Oh man, that was an annual tradition in my house. And we aren't Irish.

I've been enjoying Little Britain. In fact, between Monty Python, Black Adder, Ab Fab, and Keeping up Appearance reruns, my wife and I spend most of the time we watch tv, watching BBC.

Speaking of good work by the BBC, the new series of Last Man Standing. I freaking love this show.

Though the Chicagoan reminds me why I hate Cubs fans.

Sonicator wrote:
Yon Rabbit wrote:

BBQ here means slow cooking with indirect heat & smoke, at about 225 F for 1.5 hours per pound of meat. The last pork shoulder I smoked took almost 15 hours. And it was goram delicious.

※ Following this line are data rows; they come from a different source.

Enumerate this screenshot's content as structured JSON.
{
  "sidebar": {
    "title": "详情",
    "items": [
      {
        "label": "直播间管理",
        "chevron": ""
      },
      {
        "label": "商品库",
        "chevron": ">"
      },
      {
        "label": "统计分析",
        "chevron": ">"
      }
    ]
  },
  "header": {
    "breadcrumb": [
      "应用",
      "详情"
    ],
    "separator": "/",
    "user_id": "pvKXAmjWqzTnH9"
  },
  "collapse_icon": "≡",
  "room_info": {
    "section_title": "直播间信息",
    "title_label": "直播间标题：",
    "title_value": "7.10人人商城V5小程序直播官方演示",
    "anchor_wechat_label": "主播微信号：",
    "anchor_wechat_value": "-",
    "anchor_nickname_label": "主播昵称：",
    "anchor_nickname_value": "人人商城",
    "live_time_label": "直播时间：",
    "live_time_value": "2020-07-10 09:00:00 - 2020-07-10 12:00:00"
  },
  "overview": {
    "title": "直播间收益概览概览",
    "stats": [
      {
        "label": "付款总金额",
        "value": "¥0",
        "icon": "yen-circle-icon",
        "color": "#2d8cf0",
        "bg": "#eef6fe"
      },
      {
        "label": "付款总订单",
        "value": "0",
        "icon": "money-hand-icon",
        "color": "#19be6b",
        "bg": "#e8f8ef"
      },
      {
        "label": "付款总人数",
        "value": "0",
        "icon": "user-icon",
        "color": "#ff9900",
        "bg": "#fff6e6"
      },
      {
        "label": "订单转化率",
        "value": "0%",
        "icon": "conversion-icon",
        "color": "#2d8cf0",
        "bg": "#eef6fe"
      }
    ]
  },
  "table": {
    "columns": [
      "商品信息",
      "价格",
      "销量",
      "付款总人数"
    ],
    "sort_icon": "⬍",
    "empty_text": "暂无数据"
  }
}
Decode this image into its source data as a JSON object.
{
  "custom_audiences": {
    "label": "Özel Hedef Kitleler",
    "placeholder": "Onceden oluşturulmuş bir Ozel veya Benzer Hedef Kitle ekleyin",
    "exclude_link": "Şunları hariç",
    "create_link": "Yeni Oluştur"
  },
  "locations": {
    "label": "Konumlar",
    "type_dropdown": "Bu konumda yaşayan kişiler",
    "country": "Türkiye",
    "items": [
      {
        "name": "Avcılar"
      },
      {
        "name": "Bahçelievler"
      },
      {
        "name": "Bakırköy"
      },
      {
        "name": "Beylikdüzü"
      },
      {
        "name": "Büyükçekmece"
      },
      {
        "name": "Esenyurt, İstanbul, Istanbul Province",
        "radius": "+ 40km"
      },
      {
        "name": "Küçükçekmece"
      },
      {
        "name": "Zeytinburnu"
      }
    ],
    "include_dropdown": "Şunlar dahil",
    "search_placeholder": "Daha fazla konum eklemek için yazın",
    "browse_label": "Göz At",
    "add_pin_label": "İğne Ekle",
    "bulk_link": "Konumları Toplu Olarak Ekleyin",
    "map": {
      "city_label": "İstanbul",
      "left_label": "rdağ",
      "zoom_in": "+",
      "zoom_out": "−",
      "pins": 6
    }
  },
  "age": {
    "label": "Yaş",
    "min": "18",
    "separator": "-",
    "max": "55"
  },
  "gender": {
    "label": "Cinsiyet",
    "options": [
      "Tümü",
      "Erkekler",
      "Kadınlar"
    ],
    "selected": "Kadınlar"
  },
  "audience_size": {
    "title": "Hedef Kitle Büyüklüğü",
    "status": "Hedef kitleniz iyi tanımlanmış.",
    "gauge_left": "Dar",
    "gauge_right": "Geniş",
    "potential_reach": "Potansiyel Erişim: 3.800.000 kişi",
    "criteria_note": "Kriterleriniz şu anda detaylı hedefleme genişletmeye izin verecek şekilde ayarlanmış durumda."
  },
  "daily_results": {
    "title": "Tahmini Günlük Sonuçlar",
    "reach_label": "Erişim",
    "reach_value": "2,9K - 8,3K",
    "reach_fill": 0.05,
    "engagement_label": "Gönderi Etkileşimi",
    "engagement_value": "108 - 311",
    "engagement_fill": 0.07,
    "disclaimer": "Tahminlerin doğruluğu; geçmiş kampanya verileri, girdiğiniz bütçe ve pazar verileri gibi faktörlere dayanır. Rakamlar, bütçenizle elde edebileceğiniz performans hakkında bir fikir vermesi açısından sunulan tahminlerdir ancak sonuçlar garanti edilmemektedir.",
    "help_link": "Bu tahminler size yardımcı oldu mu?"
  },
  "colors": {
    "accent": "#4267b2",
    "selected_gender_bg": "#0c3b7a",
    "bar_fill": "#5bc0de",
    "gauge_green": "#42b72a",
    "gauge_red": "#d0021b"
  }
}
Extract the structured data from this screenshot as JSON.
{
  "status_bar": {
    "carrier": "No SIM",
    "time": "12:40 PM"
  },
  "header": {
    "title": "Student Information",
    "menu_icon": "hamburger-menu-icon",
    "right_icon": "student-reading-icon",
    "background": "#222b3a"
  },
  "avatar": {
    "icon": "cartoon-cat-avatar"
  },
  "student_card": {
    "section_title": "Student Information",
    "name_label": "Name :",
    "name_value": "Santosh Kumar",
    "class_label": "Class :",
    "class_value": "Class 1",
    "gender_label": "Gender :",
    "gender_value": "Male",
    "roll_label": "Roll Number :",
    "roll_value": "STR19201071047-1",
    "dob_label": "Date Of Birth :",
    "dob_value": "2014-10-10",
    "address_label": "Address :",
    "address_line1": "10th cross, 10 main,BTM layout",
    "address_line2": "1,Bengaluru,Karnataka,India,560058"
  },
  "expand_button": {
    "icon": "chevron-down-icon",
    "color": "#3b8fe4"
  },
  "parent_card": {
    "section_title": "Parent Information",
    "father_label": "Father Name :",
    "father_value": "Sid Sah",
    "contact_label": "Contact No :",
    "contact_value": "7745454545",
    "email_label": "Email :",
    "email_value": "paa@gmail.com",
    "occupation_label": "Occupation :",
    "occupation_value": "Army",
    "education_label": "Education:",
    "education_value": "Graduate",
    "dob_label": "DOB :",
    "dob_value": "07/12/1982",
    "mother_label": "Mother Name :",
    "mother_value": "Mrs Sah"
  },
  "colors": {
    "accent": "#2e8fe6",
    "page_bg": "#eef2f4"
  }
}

Mmmm.... that sounds amazing. I don't know why we don't have that here, but I think it's a major flaw in our cooking. I can see why the BBQ sauce discussion earlier got so heated. :-D

Supposedly BBQ in the U.S. is an outgrowth of slavery--Africans coming from the West Indies to colonial S. Carolina brought with them the tradition of slow roasting pigs (barbacoa). In the south you do the same thing with otherwise all-but-inedible cuts of meat, like beef brisket. I bought a large smoker after moving to Kansas City, because even though there's some pretty good BBQ here, it's impossible to find decent brisket.

AnimeJ wrote:
cartoonin99 wrote:
AnimeJ wrote:

Hate to say it, but can't get em without the corn in the south.

Not true. I have been to a few restaurants that carried hushpuppies without corn being involved. :)

Name em. I'd bet most of those are chains.

Skippers seafood in Apex, not sure if it's a chain or not. There is a mom and pop bbq place in Cary, NC off of Western Blvd that makes them without corn.